The New Democrat MP has had informal discussions with committee colleagues and said they are keeping open minds about his proposal.
Liberal MP Anthony Housefather, the committee chair, said he opposes use of the notwithstanding clause. “I don’t think it should be in the charter.”
But he added the committee will decide whether a study is useful.
Conservative MP Michael Cooper said he is unlikely to support a study.
“The reality is, the notwithstanding clause is part of the charter and it’s part of our Constitution,” said Cooper, adding he supported Ford’s move.
Ontario’s top court sided with the provincial government this week in the legal battle over the size of Toronto’s council.
The appeal court suspended a lower court ruling that found the province’s move to slash council unconstitutional. In turn, that eliminated the Progressive Conservative government’s need to push ahead with a revamped bill on the issue.

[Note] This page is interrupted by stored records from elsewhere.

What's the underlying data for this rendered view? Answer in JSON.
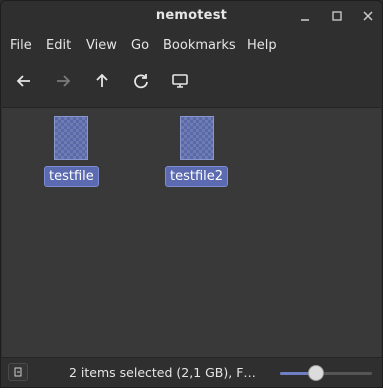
{
  "window": {
    "title": "nemotest"
  },
  "menu": [
    "File",
    "Edit",
    "View",
    "Go",
    "Bookmarks",
    "Help"
  ],
  "toolbar": {
    "icons": [
      "back-arrow-icon",
      "forward-arrow-icon",
      "up-arrow-icon",
      "reload-icon",
      "computer-icon"
    ]
  },
  "files": [
    {
      "name": "testfile",
      "selected": true
    },
    {
      "name": "testfile2",
      "selected": true
    }
  ],
  "status": {
    "text": "2 items selected (2,1 GB), F…",
    "zoom_level": 0.37
  },
  "colors": {
    "selection": "#5b6ab1",
    "background": "#393939",
    "chrome": "#2f2f2f"
  }
}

Critics attacked the Ford government for invoking the notwithstanding clause to ensure the bill’s passage, but the government now says it won’t move forward with the legislation, given the appeal court decision.
The use or intended use of the notwithstanding clause has political implications, not constitutional ones, said Emmett Macfarlane, a political science professor at the University of Waterloo. As a result, there are no realistic legal limits on the provision that warrant study.
Macfarlane said he does not see a problem with having a conversation on “political norms” surrounding its use, and given that constitutional experts have different perspectives on that aspect, it could lead to an interesting discussion.